A minimal implementation must support:

  1. Capability Advertisement
   :Agent lng:understands ibis: .
  1. TELL Operation
   :Agent1 lng:tells :Agent2 { :issue1 a ibis:Issue ; ... }
  1. ASK Operation
   :Agent1 lng:asks :Agent2 { ?pos ibis:responds-to :issue1 }
  1. Natural Language Fallback

Next Steps

Phase 1: Basic Implementation

  1. Extend TIA XMPP bot with capability detection
  2. Implement simple IBIS pattern recognition (Issue/Position/Argument)
  3. Create RDF serialization/deserialization utilities
  4. Add meta-transparent summary generation

Phase 2: LLM Integration

  1. Fine-tune prompts for IBIS structure extraction
  2. Implement confidence scoring for pattern detection
  3. Add natural language generation from RDF
  4. Test with multiple LLM backends (Mistral, GPT, Claude, etc.)
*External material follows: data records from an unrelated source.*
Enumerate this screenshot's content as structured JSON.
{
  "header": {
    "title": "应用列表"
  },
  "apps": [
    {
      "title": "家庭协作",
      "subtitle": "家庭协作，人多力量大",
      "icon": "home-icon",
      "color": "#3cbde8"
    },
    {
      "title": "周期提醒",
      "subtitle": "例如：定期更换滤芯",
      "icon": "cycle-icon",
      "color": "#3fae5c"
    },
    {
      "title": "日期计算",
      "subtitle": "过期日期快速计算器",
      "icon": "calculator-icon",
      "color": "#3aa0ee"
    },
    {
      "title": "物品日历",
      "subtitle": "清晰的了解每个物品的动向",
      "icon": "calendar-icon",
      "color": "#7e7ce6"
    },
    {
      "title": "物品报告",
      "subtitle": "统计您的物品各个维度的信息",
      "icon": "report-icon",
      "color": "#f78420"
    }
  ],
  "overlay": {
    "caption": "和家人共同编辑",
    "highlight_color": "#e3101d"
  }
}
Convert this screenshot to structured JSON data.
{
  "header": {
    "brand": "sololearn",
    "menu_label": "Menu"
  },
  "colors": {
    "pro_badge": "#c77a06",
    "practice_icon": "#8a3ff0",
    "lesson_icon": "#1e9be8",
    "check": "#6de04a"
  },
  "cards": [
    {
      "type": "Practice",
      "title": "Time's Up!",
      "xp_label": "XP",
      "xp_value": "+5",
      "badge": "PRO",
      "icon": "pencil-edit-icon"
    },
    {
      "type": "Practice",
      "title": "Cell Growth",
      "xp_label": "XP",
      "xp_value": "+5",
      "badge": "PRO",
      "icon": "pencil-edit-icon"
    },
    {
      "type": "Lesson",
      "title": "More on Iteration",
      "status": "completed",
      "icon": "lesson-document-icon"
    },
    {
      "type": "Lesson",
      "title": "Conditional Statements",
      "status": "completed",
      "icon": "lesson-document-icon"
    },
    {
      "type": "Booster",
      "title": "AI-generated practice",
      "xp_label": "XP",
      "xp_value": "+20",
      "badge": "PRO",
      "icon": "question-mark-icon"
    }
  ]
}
Phase 3: Multi-Agent Deliberation

  1. Implement structured exchange negotiation
  2. Add IBIS network persistence
  3. Create visualization tools for IBIS graphs
  4. Deploy multiple agents in test environment

Phase 4: Production Hardening

  1. Define privacy mechanisms
  2. Add authentication/authorization
  3. Implement conflict resolution
  4. Performance optimization for large IBIS networks

References


This is a living document. Updates and refinements will be made as implementation proceeds.